After finishing The Grandmother, Lynch took the film to be shown at the AFI in Washington, D.C. The head of the AFI at the time, George Stevens, Jr. found that after all the films had been categorized, only Lynch's defied easy categorization. Stevens and Vellani recommended that Lynch apply to the AFI's Center for Advanced Film Studies. This was a filmmaking conservatory that Vellani had recently started in Beverly Hills. Lynch and Splet both applied for scholarships, and on the strength of The Grandmother (which won awards at film festivals in Atlanta, Bellevue and San Francisco), they were accepted into the program.

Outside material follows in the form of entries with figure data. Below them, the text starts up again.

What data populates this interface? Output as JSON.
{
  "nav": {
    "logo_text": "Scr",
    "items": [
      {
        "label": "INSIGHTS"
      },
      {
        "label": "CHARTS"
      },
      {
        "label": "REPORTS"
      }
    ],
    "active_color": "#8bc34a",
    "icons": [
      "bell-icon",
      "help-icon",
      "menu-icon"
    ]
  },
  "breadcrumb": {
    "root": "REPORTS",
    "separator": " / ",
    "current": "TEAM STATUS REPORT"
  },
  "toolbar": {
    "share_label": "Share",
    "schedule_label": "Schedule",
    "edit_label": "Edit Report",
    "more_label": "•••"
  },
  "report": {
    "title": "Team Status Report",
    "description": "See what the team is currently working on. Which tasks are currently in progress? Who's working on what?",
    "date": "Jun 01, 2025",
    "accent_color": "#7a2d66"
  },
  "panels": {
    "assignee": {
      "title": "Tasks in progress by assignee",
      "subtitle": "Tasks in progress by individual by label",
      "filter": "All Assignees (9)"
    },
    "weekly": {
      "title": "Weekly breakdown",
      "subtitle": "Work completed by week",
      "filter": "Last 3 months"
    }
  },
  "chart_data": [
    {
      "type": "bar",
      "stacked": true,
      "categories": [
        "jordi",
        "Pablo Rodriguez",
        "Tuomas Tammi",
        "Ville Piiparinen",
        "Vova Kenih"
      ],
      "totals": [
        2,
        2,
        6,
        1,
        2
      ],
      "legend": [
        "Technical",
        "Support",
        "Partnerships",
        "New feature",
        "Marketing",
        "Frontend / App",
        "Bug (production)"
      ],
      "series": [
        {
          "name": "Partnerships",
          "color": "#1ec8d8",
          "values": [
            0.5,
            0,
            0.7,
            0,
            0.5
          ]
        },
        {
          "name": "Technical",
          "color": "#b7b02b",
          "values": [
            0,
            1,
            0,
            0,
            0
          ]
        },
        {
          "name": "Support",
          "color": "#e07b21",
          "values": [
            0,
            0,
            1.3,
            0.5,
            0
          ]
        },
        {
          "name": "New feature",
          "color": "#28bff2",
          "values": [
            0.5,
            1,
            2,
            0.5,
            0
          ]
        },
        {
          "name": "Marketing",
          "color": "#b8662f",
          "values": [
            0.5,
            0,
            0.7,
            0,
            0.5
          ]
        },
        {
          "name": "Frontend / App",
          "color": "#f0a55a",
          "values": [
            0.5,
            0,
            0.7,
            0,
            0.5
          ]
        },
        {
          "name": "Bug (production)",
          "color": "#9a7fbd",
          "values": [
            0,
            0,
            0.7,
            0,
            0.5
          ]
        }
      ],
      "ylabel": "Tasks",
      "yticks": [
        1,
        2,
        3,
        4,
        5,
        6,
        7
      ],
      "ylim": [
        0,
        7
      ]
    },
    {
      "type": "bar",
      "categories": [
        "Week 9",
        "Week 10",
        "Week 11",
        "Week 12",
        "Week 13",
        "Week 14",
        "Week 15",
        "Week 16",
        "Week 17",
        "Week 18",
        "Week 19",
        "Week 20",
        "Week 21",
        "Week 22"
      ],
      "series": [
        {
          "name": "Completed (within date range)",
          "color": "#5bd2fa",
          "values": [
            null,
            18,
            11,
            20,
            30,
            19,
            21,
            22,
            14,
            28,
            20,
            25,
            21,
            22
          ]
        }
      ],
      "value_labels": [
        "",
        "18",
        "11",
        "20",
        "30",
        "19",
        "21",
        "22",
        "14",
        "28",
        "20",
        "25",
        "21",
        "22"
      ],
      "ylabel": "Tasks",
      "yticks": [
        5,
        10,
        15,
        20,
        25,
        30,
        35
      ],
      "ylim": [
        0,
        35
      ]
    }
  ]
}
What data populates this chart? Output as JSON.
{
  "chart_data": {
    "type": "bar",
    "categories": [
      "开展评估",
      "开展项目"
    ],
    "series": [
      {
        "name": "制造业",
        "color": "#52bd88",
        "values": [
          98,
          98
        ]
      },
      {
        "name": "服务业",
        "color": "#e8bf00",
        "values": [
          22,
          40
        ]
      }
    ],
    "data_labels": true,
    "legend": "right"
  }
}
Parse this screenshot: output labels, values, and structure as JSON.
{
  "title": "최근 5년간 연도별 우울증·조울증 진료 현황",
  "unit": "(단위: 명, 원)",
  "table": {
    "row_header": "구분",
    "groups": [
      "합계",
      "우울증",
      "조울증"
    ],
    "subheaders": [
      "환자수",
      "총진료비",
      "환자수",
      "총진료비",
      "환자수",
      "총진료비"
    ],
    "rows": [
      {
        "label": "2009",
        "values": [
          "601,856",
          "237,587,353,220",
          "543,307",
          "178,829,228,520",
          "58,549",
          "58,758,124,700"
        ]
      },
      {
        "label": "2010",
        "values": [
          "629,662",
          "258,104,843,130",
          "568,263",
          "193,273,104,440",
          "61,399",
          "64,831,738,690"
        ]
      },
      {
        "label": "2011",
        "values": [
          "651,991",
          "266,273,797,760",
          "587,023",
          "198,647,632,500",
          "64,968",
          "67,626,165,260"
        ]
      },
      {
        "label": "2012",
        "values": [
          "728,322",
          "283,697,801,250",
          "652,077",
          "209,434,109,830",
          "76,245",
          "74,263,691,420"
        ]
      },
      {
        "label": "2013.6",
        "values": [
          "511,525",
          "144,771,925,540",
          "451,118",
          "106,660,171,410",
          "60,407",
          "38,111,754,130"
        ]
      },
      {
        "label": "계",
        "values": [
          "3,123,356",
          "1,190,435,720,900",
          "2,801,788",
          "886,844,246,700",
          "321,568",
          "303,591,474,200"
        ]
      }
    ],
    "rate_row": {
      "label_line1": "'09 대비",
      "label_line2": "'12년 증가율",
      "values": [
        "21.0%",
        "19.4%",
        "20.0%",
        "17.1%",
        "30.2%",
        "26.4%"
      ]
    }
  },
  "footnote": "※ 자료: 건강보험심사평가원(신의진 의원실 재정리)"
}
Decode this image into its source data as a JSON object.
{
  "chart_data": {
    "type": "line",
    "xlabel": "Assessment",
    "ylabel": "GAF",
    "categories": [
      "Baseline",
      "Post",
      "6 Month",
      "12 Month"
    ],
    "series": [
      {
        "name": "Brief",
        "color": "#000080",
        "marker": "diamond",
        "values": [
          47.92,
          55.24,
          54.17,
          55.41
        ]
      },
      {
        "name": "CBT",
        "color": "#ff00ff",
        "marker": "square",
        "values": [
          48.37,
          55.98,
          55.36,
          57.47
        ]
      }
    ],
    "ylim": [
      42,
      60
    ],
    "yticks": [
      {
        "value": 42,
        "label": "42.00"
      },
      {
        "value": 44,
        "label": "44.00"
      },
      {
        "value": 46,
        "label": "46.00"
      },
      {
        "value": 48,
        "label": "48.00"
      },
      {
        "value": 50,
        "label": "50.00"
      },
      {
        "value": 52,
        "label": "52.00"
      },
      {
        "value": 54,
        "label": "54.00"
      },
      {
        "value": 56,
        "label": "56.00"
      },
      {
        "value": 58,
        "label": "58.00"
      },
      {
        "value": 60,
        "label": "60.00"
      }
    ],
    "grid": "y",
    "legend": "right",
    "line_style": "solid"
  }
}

The Amputee (1974) was made for the American Film Institute while Eraserhead was in financial limbo. The AFI was testing two different stocks of black and white video, and enlisted Frederick Elmes to test each one. Lynch asked Elmes if he could shoot something with this stock, and he allowed him, so Lynch and Catherine Coulson stayed up all night writing the script. The result was a one shot scene with Catherine Coulson about a woman attempting to write a letter while a male nurse (played by Lynch) tends to her leg stumps. It exists in two versions: one that goes for 4 minutes, and one that goes for 5.
The Cowboy and the Frenchman
The Cowboy and the Frenchman (1988, 26 minutes) is slapstick, made for French television as part of the series The French as Seen by... by French magazine Figaro. It stars Harry Dean Stanton, Frederic Golchan and Jack Nance.
Premonitions Following an Evil Deed
Lumière: Premonitions Following an Evil Deed (1996, 52 seconds) was originally included as a segment in the 1995 film Lumière et compagnie. Forty acclaimed directors created works using the original Cinematographe invented by the Lumière brothers.